A pointwise ergodic theorem for hyperfinite equivalence relations

Jenna Zomback (UIUC Math)

Abstract: An equivalence relation on a standard Borel space is called hyperfinite if it is a countable increasing union of Borel equivalence relations whose classes are finite. We will prove the natural pointwise ergodic theorem for probability measure preserving hyperfinite equivalence relations, as recorded by Miller and Tserunyan in [MTs17]. If time permits, Anush Tserunyan will continue with a prelude to the next talk on proving the existence of a uniformly ergodic hyperfinite subequivalence relation of a given pmp countable Borel equivalence relation.

Friday, November 8, 2019

4:00 pm in 345 Altgeld Hall,Friday, November 8, 2019

O-minimal complex analysis (Part 5)

Elliot Kaplan (UIUC)

Abstract: I will continue discussing Peterzil and Starchenko's treatment of definable functions on the algebraic closure of an o-minimal field.

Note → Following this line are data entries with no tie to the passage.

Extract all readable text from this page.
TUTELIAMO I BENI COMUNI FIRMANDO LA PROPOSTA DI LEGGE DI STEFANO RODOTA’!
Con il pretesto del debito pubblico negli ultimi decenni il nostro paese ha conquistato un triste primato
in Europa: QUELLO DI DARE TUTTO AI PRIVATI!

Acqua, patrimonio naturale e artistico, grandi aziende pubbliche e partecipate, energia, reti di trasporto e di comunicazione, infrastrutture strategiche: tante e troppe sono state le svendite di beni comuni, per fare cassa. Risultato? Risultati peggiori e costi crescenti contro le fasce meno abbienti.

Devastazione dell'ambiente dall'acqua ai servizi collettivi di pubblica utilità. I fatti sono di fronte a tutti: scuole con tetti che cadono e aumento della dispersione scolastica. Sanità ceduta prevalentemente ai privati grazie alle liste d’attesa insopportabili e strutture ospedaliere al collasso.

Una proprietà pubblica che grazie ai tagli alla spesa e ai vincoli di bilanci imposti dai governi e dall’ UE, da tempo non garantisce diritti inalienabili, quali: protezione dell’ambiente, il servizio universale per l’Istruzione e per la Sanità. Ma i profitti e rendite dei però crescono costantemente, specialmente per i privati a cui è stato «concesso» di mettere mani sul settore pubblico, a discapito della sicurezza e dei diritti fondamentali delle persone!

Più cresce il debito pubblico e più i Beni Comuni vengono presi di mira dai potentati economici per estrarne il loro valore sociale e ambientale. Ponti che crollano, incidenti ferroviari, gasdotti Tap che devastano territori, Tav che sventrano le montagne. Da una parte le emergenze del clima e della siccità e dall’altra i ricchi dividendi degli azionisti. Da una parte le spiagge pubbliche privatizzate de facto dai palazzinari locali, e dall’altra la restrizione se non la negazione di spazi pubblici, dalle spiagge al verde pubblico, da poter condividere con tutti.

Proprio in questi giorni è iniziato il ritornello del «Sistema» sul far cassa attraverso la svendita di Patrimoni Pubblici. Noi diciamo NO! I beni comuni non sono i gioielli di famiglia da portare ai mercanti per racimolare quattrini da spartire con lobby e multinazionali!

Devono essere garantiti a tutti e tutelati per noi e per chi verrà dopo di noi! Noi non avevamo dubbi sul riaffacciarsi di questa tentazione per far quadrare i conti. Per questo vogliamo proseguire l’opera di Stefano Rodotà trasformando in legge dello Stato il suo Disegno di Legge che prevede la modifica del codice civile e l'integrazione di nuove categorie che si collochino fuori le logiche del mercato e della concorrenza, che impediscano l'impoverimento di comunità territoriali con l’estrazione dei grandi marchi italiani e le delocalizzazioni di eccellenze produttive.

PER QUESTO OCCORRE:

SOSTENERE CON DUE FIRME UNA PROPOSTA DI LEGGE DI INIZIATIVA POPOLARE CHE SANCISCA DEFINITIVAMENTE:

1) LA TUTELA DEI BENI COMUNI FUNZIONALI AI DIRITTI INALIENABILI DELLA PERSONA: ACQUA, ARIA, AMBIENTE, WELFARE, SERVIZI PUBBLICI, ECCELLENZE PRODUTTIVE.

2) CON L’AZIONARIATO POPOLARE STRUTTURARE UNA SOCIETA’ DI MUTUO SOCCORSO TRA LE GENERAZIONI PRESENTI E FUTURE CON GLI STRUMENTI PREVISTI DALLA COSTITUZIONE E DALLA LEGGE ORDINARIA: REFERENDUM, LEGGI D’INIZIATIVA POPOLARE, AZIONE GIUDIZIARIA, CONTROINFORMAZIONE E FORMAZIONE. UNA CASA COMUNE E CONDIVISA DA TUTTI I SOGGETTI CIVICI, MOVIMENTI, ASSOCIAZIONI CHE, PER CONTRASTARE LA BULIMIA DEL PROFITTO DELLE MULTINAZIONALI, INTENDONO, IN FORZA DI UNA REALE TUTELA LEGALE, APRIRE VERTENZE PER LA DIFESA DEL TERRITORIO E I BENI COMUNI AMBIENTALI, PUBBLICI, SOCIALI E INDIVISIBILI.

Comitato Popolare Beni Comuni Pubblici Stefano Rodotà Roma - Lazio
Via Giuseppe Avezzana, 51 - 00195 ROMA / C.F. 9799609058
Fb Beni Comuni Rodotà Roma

Wednesday, November 13, 2019

3:00 pm in 241 Altgeld Hall,Wednesday, November 13, 2019

Uniformly ergodic hyperfinite subequivalence relations

Anush Tserunyan (UIUC Math)

Abstract: Given a countable Borel equivalence relation $E$ on a standard Borel space, we give a construction of a hyperfinite subequivalence relation $F \subseteq E$ such that every $E$-invariant $E$-ergodic probability measure $\nu$ is also $F$-ergodic. The construction also yields the uniform ergodic decomposition theorem for $E$.